Fresh EU presidency attacks European Court of Justice

03.01.06 @ 09:53

  1. By Mark Beunderman

Austrian chancellor Wolfgang Schussel has kicked off his country's presidency of the EU with criticism on the European Court of Justice (ECJ) for systematically expanding EU powers through its rulings.

Mr Schussel made his remarks in an interview with Sueddeutsche Zeitung on Saturday (31 December), just one day before Vienna started its six-month period at the helm of the EU.

The Austrian leader called for the debate on the future of the EU to focus not only on the fate of the EU constitution, shelved after French and Dutch voters rejected the text, but also on the role of the EU’s top court.

Mr Schussel said "the ECJ…has in the last couple of years systematically expanded European competencies, even in areas, where there is decidedly no [European] community law."

"Suddenly, judgements emerge on the role of women in the German federal army, or on access of foreign students to Austrian universities – that is clearly national law", he added.

The chancellor referred to a judgement by the EU court of last July, when judges ruled that Austria could not restrict access of foreign students to its universities, many of whom are Germans.

Constitution roadmap

Mr Schussel also reiterated that his government will during its stint at the helm of the EU not press the ratification of the EU constitution, which Austria itself supports.

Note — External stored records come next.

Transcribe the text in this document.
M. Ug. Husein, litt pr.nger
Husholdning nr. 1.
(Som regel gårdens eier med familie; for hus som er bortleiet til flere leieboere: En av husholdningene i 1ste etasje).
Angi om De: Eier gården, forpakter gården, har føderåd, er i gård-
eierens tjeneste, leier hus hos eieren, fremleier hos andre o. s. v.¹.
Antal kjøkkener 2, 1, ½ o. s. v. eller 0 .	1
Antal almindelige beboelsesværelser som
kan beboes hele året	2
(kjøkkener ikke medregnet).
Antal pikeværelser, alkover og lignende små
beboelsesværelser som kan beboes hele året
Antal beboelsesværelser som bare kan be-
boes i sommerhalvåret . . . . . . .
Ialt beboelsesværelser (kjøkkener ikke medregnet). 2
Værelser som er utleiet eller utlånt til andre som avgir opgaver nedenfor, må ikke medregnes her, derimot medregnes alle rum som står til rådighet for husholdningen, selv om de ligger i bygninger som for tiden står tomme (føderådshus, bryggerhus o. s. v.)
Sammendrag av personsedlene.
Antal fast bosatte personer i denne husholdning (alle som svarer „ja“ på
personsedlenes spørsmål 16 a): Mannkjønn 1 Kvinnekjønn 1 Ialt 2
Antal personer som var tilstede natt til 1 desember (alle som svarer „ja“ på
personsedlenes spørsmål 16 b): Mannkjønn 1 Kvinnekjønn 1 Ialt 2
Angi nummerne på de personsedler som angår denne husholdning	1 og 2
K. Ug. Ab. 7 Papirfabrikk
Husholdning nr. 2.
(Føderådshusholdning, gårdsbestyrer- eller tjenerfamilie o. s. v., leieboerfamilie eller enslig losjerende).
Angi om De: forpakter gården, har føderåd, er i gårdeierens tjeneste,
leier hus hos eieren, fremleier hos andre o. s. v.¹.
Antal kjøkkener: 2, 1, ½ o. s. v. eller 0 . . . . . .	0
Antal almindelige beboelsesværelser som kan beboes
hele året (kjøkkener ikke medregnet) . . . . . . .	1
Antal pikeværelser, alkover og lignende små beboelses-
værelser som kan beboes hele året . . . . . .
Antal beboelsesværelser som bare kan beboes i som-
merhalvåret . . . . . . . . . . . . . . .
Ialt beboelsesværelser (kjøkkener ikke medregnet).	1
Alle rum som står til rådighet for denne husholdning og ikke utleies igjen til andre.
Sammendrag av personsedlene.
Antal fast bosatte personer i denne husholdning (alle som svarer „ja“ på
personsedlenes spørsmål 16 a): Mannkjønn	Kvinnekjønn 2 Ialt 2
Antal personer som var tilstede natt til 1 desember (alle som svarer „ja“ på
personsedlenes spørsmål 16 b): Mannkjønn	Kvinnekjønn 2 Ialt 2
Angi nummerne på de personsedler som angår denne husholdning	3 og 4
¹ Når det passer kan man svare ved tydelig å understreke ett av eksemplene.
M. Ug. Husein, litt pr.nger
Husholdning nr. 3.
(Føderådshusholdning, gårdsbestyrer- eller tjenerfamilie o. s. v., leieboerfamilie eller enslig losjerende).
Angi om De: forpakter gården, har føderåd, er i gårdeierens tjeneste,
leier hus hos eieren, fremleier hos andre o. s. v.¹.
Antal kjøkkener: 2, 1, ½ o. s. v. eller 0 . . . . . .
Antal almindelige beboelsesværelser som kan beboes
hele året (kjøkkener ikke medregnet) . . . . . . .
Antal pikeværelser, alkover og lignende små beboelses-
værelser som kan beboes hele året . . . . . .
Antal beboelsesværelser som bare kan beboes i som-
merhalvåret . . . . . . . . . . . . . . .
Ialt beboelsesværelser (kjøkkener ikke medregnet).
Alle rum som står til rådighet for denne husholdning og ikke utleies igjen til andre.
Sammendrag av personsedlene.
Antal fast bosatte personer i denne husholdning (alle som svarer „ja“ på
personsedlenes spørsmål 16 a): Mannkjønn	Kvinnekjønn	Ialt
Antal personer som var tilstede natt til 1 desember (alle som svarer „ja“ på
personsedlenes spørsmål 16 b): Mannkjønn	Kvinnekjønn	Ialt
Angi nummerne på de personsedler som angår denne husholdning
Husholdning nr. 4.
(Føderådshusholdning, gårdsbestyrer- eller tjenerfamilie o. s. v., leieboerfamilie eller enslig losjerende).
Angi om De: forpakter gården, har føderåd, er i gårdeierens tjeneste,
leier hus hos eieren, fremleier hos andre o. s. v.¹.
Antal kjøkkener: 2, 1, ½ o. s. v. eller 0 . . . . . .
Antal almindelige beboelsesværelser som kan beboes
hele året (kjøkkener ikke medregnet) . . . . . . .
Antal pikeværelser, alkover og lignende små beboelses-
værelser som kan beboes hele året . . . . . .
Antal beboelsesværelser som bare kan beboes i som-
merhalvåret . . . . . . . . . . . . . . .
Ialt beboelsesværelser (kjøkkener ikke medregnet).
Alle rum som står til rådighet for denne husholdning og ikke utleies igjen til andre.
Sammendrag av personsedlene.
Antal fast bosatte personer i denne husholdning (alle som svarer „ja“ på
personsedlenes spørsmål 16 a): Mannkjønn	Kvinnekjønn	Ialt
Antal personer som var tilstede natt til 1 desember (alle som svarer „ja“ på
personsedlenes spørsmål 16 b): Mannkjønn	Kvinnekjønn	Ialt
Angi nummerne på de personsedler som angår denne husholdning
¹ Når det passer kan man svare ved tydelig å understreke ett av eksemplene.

In June 2005, European leaders agreed upon a "reflection period" on the constitution, in response to negative outcomes of referendums on the charter in France and the Netherlands.

The Austrian leader stated in the interview with Sueddeutsche "I am in favour of a discussion phase to start with. It is important that we form ourselves a clear picture on the concerns of citizens".

But Austrian politicians had earlier indicated that Vienna will try and lay the foundation for a new consensus between member states supporting further ratification of the constitution, and those that have said farewell to the treaty.

Mr Schussel said Austria wants to achieve a "roadmap" at the EU leaders' summit in June, to come to a solution "best at the end of 2007."

Concern about EU centralisation

Vienna’s strategy to resuscitate the constitutional debate will first see a discussion on identity, kicked off by a major conference called "The Sound of Europe" at the end of this month.

"The first thing would be to accentuate more clearly the identity question and to send the message that there is no European uniform mass, but more identities, that constitute the European sound", Mr Schussel said.

As a further sign of the Austrian presidency’s concern about a centralised EU, Mr Schussel indicated deregulation and subsidiarity (the principle that political decisions should be taken at the lowest possible level) should be "taken seriously."

Around May, the discussion about identity, deregulation and subsidiarity should start to focus on concrete issues, such as the role of the ECJ, the chancellor announced.

Finally, Mr Schussel expressed support for the idea of his German counterpart Angela Merkel, who has proposed to attach a declaration on the "social dimension of Europe" to the failed EU constitution.

The non-binding declaration should call upon the EU institutions to better consider the social implications of EU internal market legislation.

Chirac initiative

Meanwhile, French president Jacques Chirac has announced he will launch a new political initiative to break the constitutional deadlock.

Mr Chirac made the announcement in a televised speech on 31 December, without revealing details of his plans.

"With all our partners we have reached a budget agreement, but Europe needs institutions that are more democratic, more stable, more effective", he stated.

"We cannot wait. This is why I will quickly take up the initiative to start building a political Europe, a social Europe, a Europe of projects."